Gold is a really expensive metal, and two bags of gold would be enough to live on for the rest of your life, even in the world today (unless gold prices will fall suddenly or something).


----------



## Mirabella (Feb 15, 2003)

Also, Bilbo was well-to-do before his adventures with the Dwarves. Any gold he picked up would have been icing on the cake.


----------



## Wolfshead (Feb 17, 2003)

I had a thread about this a while ago in this section. Bilbo did bring a lot of gold back, and while it may not have been a vast sum in Erebor, with the hobbits it would have been. Remember they were farmers, not miners or collectors of wealth.
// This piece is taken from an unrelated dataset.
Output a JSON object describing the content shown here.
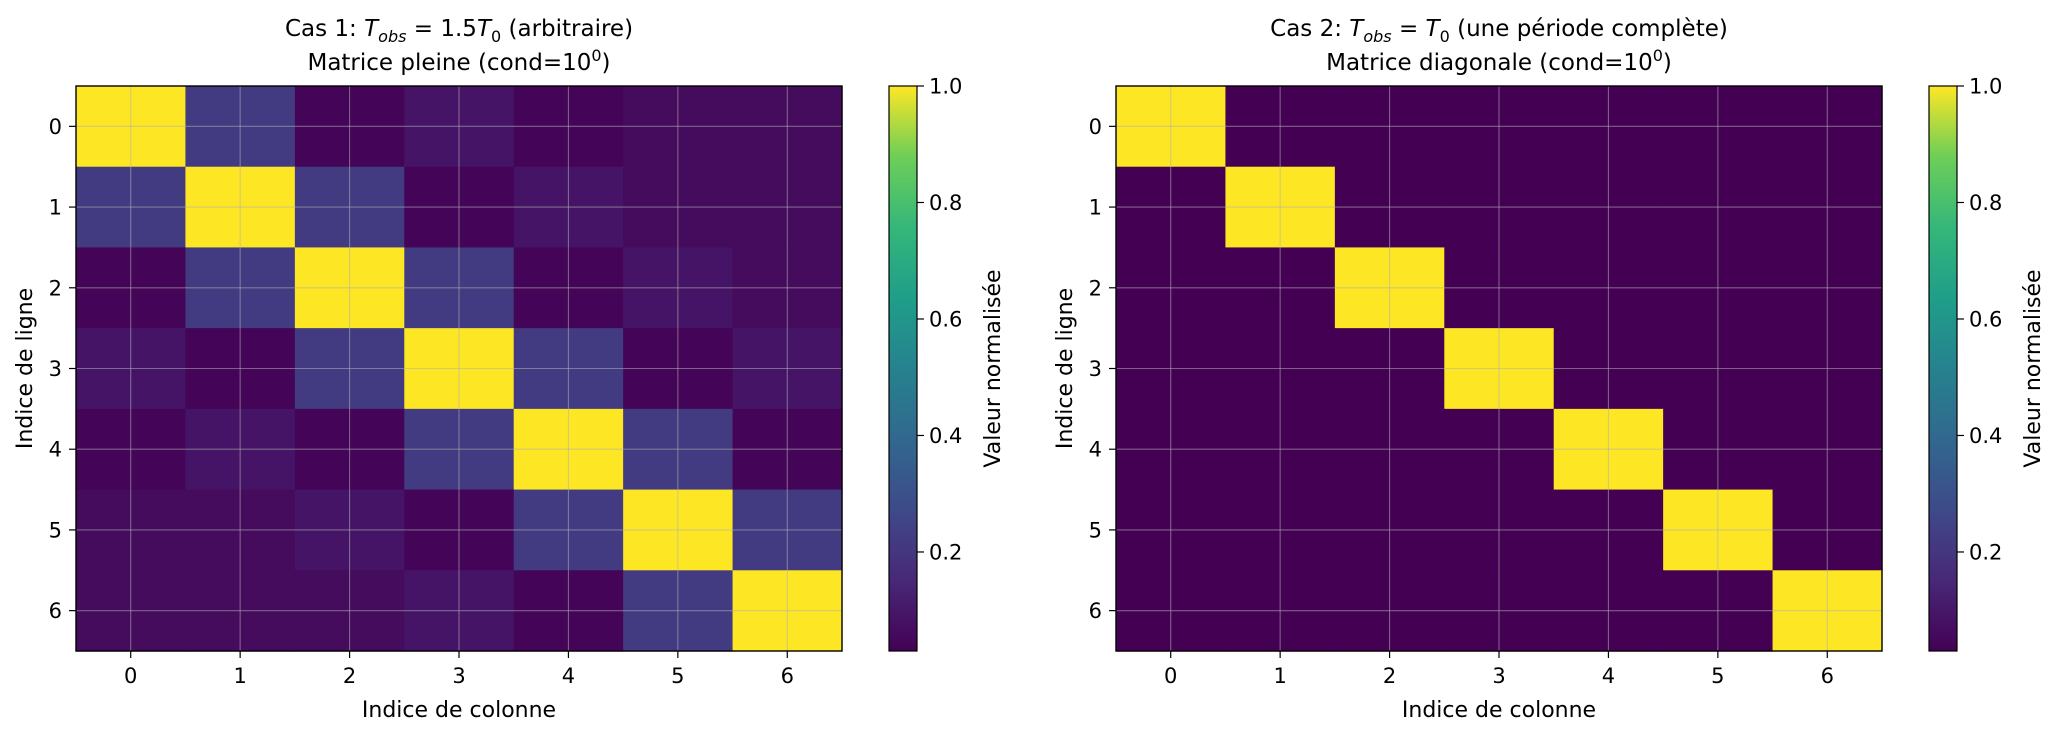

And his father had been rich, so he inherited that.


----------



## reem (Feb 19, 2003)

oh yah, i forgot about his already existing wealth...well, it all makes sense now...but what did he leave frodo then? in LOTR when bilbo left in the beggining it said that no gold was found in bagend. so what, he kept it safe somewhere for himself? he did say that he would leave everything (except for a few oddments) for frodo. so where is it? and i don't seem to remember any mention of it later...so??
reem


----------



## Mirabella (Feb 19, 2003)

It is true that the pesky youngsters who went looking for gold and jewels in Bag End did not find anything. Bilbo also gave away all the gold that he got from the trolls, because he felt it was never truly his since it came from theives. And there is a reference in TROTK about the bag of gold Bilbo gives to Sam being "the last of the Smaug vintage".
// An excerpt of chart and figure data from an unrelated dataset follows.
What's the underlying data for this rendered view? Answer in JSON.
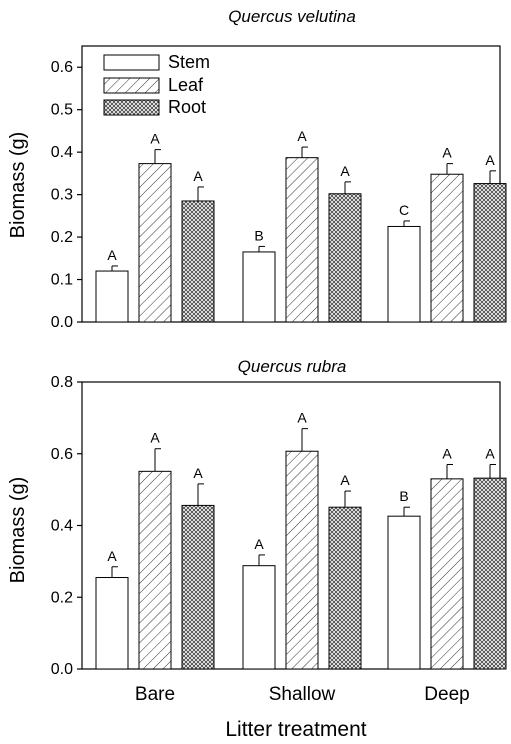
{
  "chart_data": [
    {
      "type": "bar",
      "title": "Quercus velutina",
      "xlabel": "",
      "ylabel": "Biomass (g)",
      "ylim": [
        0,
        0.65
      ],
      "yticks": [
        "0.0",
        "0.1",
        "0.2",
        "0.3",
        "0.4",
        "0.5",
        "0.6"
      ],
      "categories": [
        "Bare",
        "Shallow",
        "Deep"
      ],
      "legend": "top-left",
      "series": [
        {
          "name": "Stem",
          "pattern": "none",
          "values": [
            0.12,
            0.165,
            0.225
          ],
          "errors": [
            0.012,
            0.013,
            0.013
          ],
          "letters": [
            "A",
            "B",
            "C"
          ]
        },
        {
          "name": "Leaf",
          "pattern": "hatch",
          "values": [
            0.373,
            0.387,
            0.348
          ],
          "errors": [
            0.033,
            0.025,
            0.025
          ],
          "letters": [
            "A",
            "A",
            "A"
          ]
        },
        {
          "name": "Root",
          "pattern": "crosshatch",
          "values": [
            0.285,
            0.302,
            0.326
          ],
          "errors": [
            0.033,
            0.028,
            0.03
          ],
          "letters": [
            "A",
            "A",
            "A"
          ]
        }
      ]
    },
    {
      "type": "bar",
      "title": "Quercus rubra",
      "xlabel": "Litter treatment",
      "ylabel": "Biomass (g)",
      "ylim": [
        0,
        0.8
      ],
      "yticks": [
        "0.0",
        "0.2",
        "0.4",
        "0.6",
        "0.8"
      ],
      "categories": [
        "Bare",
        "Shallow",
        "Deep"
      ],
      "series": [
        {
          "name": "Stem",
          "pattern": "none",
          "values": [
            0.255,
            0.288,
            0.426
          ],
          "errors": [
            0.03,
            0.03,
            0.025
          ],
          "letters": [
            "A",
            "A",
            "B"
          ]
        },
        {
          "name": "Leaf",
          "pattern": "hatch",
          "values": [
            0.551,
            0.607,
            0.53
          ],
          "errors": [
            0.063,
            0.063,
            0.04
          ],
          "letters": [
            "A",
            "A",
            "A"
          ]
        },
        {
          "name": "Root",
          "pattern": "crosshatch",
          "values": [
            0.456,
            0.451,
            0.532
          ],
          "errors": [
            0.06,
            0.045,
            0.038
          ],
          "letters": [
            "A",
            "A",
            "A"
          ]
        }
      ]
    }
  ]
}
This is just my opinion, but it looks like Bilbo either spent or gave away all of the gold he acquired on his adventure. But he still had the wealth he inherited from his father...and his mother. Belladonna came from a wealthy family. It was this wealth that Frodo inherited as his heir. 
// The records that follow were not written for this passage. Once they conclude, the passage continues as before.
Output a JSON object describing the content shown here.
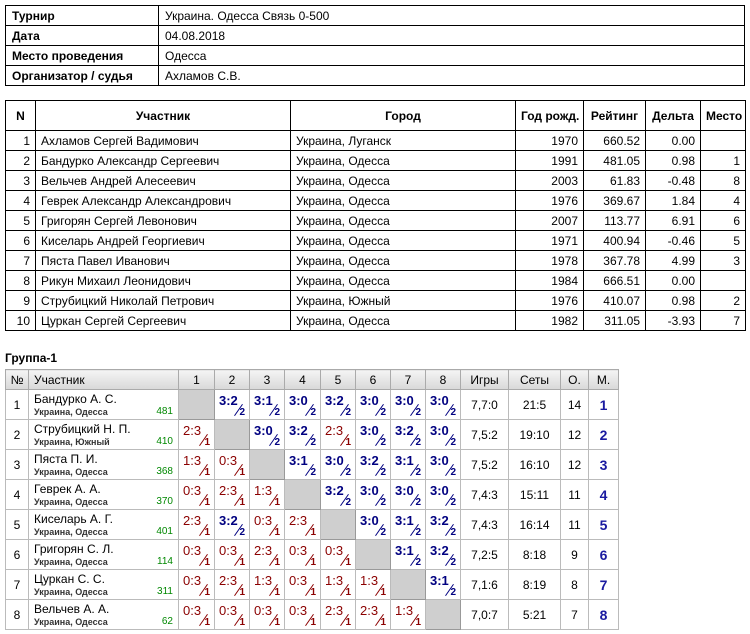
{
  "info": {
    "rows": [
      [
        "Турнир",
        "Украина. Одесса Связь 0-500"
      ],
      [
        "Дата",
        "04.08.2018"
      ],
      [
        "Место проведения",
        "Одесса"
      ],
      [
        "Организатор / судья",
        "Ахламов С.В."
      ]
    ]
  },
  "participants": {
    "headers": [
      "N",
      "Участник",
      "Город",
      "Год рожд.",
      "Рейтинг",
      "Дельта",
      "Место"
    ],
    "rows": [
      [
        1,
        "Ахламов Сергей Вадимович",
        "Украина, Луганск",
        1970,
        "660.52",
        "0.00",
        null
      ],
      [
        2,
        "Бандурко Александр Сергеевич",
        "Украина, Одесса",
        1991,
        "481.05",
        "0.98",
        1
      ],
      [
        3,
        "Вельчев Андрей Алесеевич",
        "Украина, Одесса",
        2003,
        "61.83",
        "-0.48",
        8
      ],
      [
        4,
        "Геврек Александр Александрович",
        "Украина, Одесса",
        1976,
        "369.67",
        "1.84",
        4
      ],
      [
        5,
        "Григорян Сергей Левонович",
        "Украина, Одесса",
        2007,
        "113.77",
        "6.91",
        6
      ],
      [
        6,
        "Киселарь Андрей Георгиевич",
        "Украина, Одесса",
        1971,
        "400.94",
        "-0.46",
        5
      ],
      [
        7,
        "Пяста Павел Иванович",
        "Украина, Одесса",
        1978,
        "367.78",
        "4.99",
        3
      ],
      [
        8,
        "Рикун Михаил Леонидович",
        "Украина, Одесса",
        1984,
        "666.51",
        "0.00",
        null
      ],
      [
        9,
        "Струбицкий Николай Петрович",
        "Украина, Южный",
        1976,
        "410.07",
        "0.98",
        2
      ],
      [
        10,
        "Цуркан Сергей Сергеевич",
        "Украина, Одесса",
        1982,
        "311.05",
        "-3.93",
        7
      ]
    ]
  },
  "group": {
    "title": "Группа-1",
    "headers": [
      "№",
      "Участник",
      "1",
      "2",
      "3",
      "4",
      "5",
      "6",
      "7",
      "8",
      "Игры",
      "Сеты",
      "О.",
      "М."
    ],
    "rows": [
      {
        "n": 1,
        "name": "Бандурко А. С.",
        "city": "Украина, Одесса",
        "rating": 481,
        "results": [
          null,
          {
            "score": "3:2",
            "points": 2
          },
          {
            "score": "3:1",
            "points": 2
          },
          {
            "score": "3:0",
            "points": 2
          },
          {
            "score": "3:2",
            "points": 2
          },
          {
            "score": "3:0",
            "points": 2
          },
          {
            "score": "3:0",
            "points": 2
          },
          {
            "score": "3:0",
            "points": 2
          }
        ],
        "games": "7,7:0",
        "sets": "21:5",
        "points": 14,
        "place": 1
      },
      {
        "n": 2,
        "name": "Струбицкий Н. П.",
        "city": "Украина, Южный",
        "rating": 410,
        "results": [
          {
            "score": "2:3",
            "points": 1
          },
          null,
          {
            "score": "3:0",
            "points": 2
          },
          {
            "score": "3:2",
            "points": 2
          },
          {
            "score": "2:3",
            "points": 1
          },
          {
            "score": "3:0",
            "points": 2
          },
          {
            "score": "3:2",
            "points": 2
          },
          {
            "score": "3:0",
            "points": 2
          }
        ],
        "games": "7,5:2",
        "sets": "19:10",
        "points": 12,
        "place": 2
      },
      {
        "n": 3,
        "name": "Пяста П. И.",
        "city": "Украина, Одесса",
        "rating": 368,
        "results": [
          {
            "score": "1:3",
            "points": 1
          },
          {
            "score": "0:3",
            "points": 1
          },
          null,
          {
            "score": "3:1",
            "points": 2
          },
          {
            "score": "3:0",
            "points": 2
          },
          {
            "score": "3:2",
            "points": 2
          },
          {
            "score": "3:1",
            "points": 2
          },
          {
            "score": "3:0",
            "points": 2
          }
        ],
        "games": "7,5:2",
        "sets": "16:10",
        "points": 12,
        "place": 3
      },
      {
        "n": 4,
        "name": "Геврек А. А.",
        "city": "Украина, Одесса",
        "rating": 370,
        "results": [
          {
            "score": "0:3",
            "points": 1
          },
          {
            "score": "2:3",
            "points": 1
          },
          {
            "score": "1:3",
            "points": 1
          },
          null,
          {
            "score": "3:2",
            "points": 2
          },
          {
            "score": "3:0",
            "points": 2
          },
          {
            "score": "3:0",
            "points": 2
          },
          {
            "score": "3:0",
            "points": 2
          }
        ],
        "games": "7,4:3",
        "sets": "15:11",
        "points": 11,
        "place": 4
      },
      {
        "n": 5,
        "name": "Киселарь А. Г.",
        "city": "Украина, Одесса",
        "rating": 401,
        "results": [
          {
            "score": "2:3",
            "points": 1
          },
          {
            "score": "3:2",
            "points": 2
          },
          {
            "score": "0:3",
            "points": 1
          },
          {
            "score": "2:3",
            "points": 1
          },
          null,
          {
            "score": "3:0",
            "points": 2
          },
          {
            "score": "3:1",
            "points": 2
          },
          {
            "score": "3:2",
            "points": 2
          }
        ],
        "games": "7,4:3",
        "sets": "16:14",
        "points": 11,
        "place": 5
      },
      {
        "n": 6,
        "name": "Григорян С. Л.",
        "city": "Украина, Одесса",
        "rating": 114,
        "results": [
          {
            "score": "0:3",
            "points": 1
          },
          {
            "score": "0:3",
            "points": 1
          },
          {
            "score": "2:3",
            "points": 1
          },
          {
            "score": "0:3",
            "points": 1
          },
          {
            "score": "0:3",
            "points": 1
          },
          null,
          {
            "score": "3:1",
            "points": 2
          },
          {
            "score": "3:2",
            "points": 2
          }
        ],
        "games": "7,2:5",
        "sets": "8:18",
        "points": 9,
        "place": 6
      },
      {
        "n": 7,
        "name": "Цуркан С. С.",
        "city": "Украина, Одесса",
        "rating": 311,
        "results": [
          {
            "score": "0:3",
            "points": 1
          },
          {
            "score": "2:3",
            "points": 1
          },
          {
            "score": "1:3",
            "points": 1
          },
          {
            "score": "0:3",
            "points": 1
          },
          {
            "score": "1:3",
            "points": 1
          },
          {
            "score": "1:3",
            "points": 1
          },
          null,
          {
            "score": "3:1",
            "points": 2
          }
        ],
        "games": "7,1:6",
        "sets": "8:19",
        "points": 8,
        "place": 7
      },
      {
        "n": 8,
        "name": "Вельчев А. А.",
        "city": "Украина, Одесса",
        "rating": 62,
        "results": [
          {
            "score": "0:3",
            "points": 1
          },
          {
            "score": "0:3",
            "points": 1
          },
          {
            "score": "0:3",
            "points": 1
          },
          {
            "score": "0:3",
            "points": 1
          },
          {
            "score": "2:3",
            "points": 1
          },
          {
            "score": "2:3",
            "points": 1
          },
          {
            "score": "1:3",
            "points": 1
          },
          null
        ],
        "games": "7,0:7",
        "sets": "5:21",
        "points": 7,
        "place": 8
      }
    ]
  }
}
The Baggins were what you might consider hobbit aristocracy. Most of their wealth was no doubt tied up in landholdings and other assets.


----------



## reem (Feb 21, 2003)

but still, even if he did give away alot of his gold, it was still an extremely large fortune as the others had said. so how did he manage that? and who would he possibly donate it to? it was said in the Hobbit that the amount present in Bilbo's share of smaugs gold was more than what most mortal kings owned. can anyway, no matter how generous (or crazy!), be able to spend such a flabbergasting amount in a measely 60 years??
reem


----------



## Mirabella (Feb 21, 2003)

If Bilbo had indeed claimed his full fourteenth share, he would have had a vast sum of money...that's true. Bilbo did not, though, he only accepted two small chests of gold from the Dwarves.


----------



## reem (Feb 22, 2003)

is anything mentioned on the rest of his fortune?
reem


----------



## balrog (Feb 24, 2003)

It seems to me that Tolkien didn't really touch on the aspect of a money system or economy within the shire...more that they lived off the land.

If you have a fortune of gold or jewels, and there is no economy in which to spend it on...what would you need with it except for maybe status that you have it?!

my .02


----------



## reem (Feb 24, 2003)

hehe good point!!
still, i can't get the question of 'where did it all go' out of my [email protected]!!
reem


----------



## Burb (Feb 24, 2003)

it is mentioned that he was generous with his fortune and he shared it with friends and family.


----------



## BlackCaptain (Feb 24, 2003)

> _Originally posted by Pippin_Took _
> *I also doubt that inflation would have been as high in those days*



In those days? Haha... caught ya! That happened to me once


----------



## reem (Feb 26, 2003)

very well then! generous he was! the old fool foolishly squandered his fortune in the name of generousity! ha! obviously the Ring does not give its bearer the gift of 'Common Sense'!!
i let this thread rest, then
thanks for taking the time to hammer the idea into my head hehe! 
reem


----------